In the past two months, Kleinpeter says the plant has begun refocusing on quality. It has hired three consultants to help identify problems and also to advise on everything from production to distribution to sanitizing.

“We have picked up the pace in response to the urgency I feel for our customers,” he says.

Among the immediate changes the dairy is implementing is a monthly acid wash of every piece of equipment in the plant. It’s a stepped-up sanitation measure designed to better clean the stainless steel tanks that can harbor bacteria. The dairy also has contracted with a sanitation expert, who will visit the plant every three weeks to check the strength of its chemical cleansing products and make sure they’re sanitizing properly. Also noteworthy, the dairy has purchased several new delivery trucks with colder refrigeration systems.

Additionally, Kleinpeter says all the valve stems that control the flow of raw and pasteurized milk through the processing plant are being replaced. The valve stems were old and some were deteriorating, creating a situation where bacteria could have been entering the product. The dairy also cleaned the cooling tower that supplies chilled water to the milk cooler, the idea being to increase its effectiveness and lower the temperature of the dairy’s milk to 34 degrees from 39 degree.

“Our consultant said that could increase shelf life,” Kleinpeter says.

Finally, the dairy will begin conducting its own shelf-life study. It will sample every bottle of milk and place the sample in a special refrigerator, where it will be able to make sure it is staying fresh past its code date.

Already, Kleinpeter says he has noticed a difference, though he acknowledges it will take time to rebuild trust among his customers. “That’s part of the challenge,” he says. “Rebuilding the trust and restoring the image of the brand.”

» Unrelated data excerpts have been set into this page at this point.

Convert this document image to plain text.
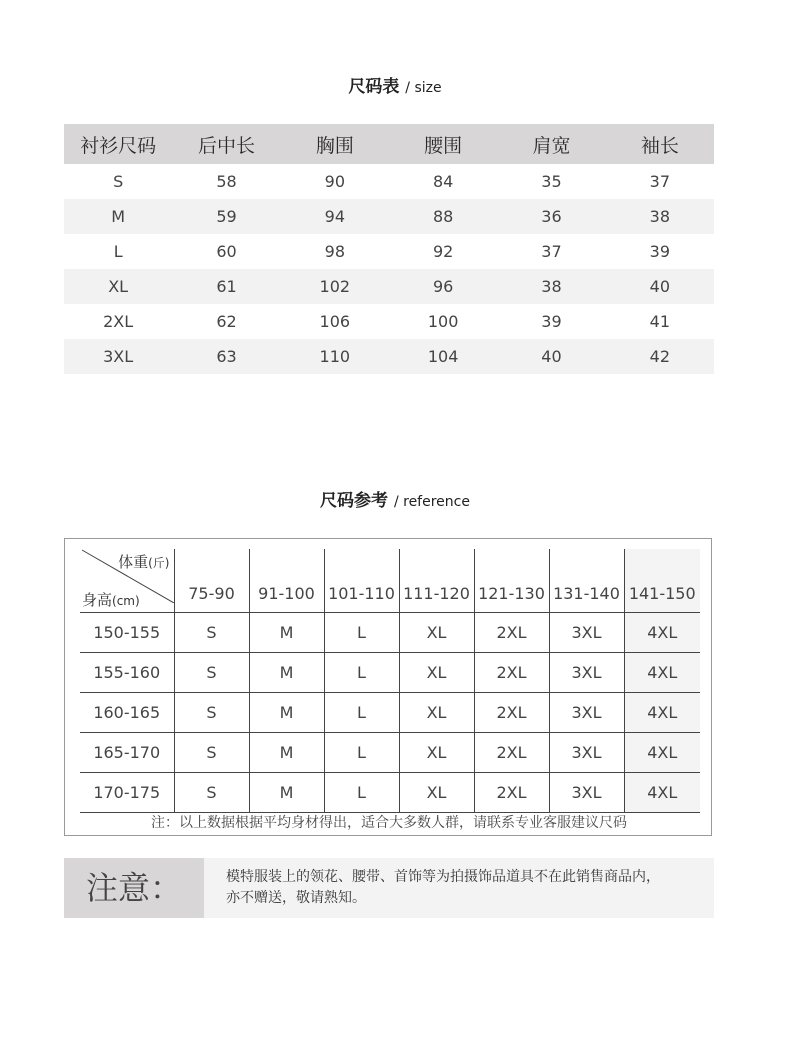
尺码表 / size
衬衫尺码	后中长	胸围	腰围	肩宽	袖长
S	58	90	84	35	37
M	59	94	88	36	38
L	60	98	92	37	39
XL	61	102	96	38	40
2XL	62	106	100	39	41
3XL	63	110	104	40	42
尺码参考 / reference
体重(斤)
身高(cm)	75-90	91-100	101-110	111-120	121-130	131-140	141-150
150-155	S	M	L	XL	2XL	3XL	4XL
155-160	S	M	L	XL	2XL	3XL	4XL
160-165	S	M	L	XL	2XL	3XL	4XL
165-170	S	M	L	XL	2XL	3XL	4XL
170-175	S	M	L	XL	2XL	3XL	4XL
注：以上数据根据平均身材得出，适合大多数人群，请联系专业客服建议尺码
注意：	模特服装上的领花、腰带、首饰等为拍摄饰品道具不在此销售商品内，
亦不赠送，敬请熟知。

Kleinpeter is good at branding. The company has always excelled at promoting itself as the paragon of high quality and wholesome products. Though it was initially slow to admit to the problems it has been having, it is now trying to get out in front of the issue. On Facebook, Kleinpeter answers complaints and apologizes to its customers. The next day, some of them post again, praising Kleinpeter for sending to their homes a company representative bearing complimentary ice cream and milk.

In anticipation of this article, a company representative said Kleinpeter is also implementing a public outreach campaign. They are unaccustomed to negative publicity in this market. No one has ever questioned Kleinpeter’s quality before.

But the issues are legitimate, and the problems are real, Kleinpeter acknowledges. He says in more than a century in operation the business has been through tough times, but none, in his memory, as tough as this.

“All of us are having sleepless nights trying to solve this and make it better than it ever was, better than ever,” he says. “That’s our goal.”

This article has been updated from its original online publication on May 20, 2014.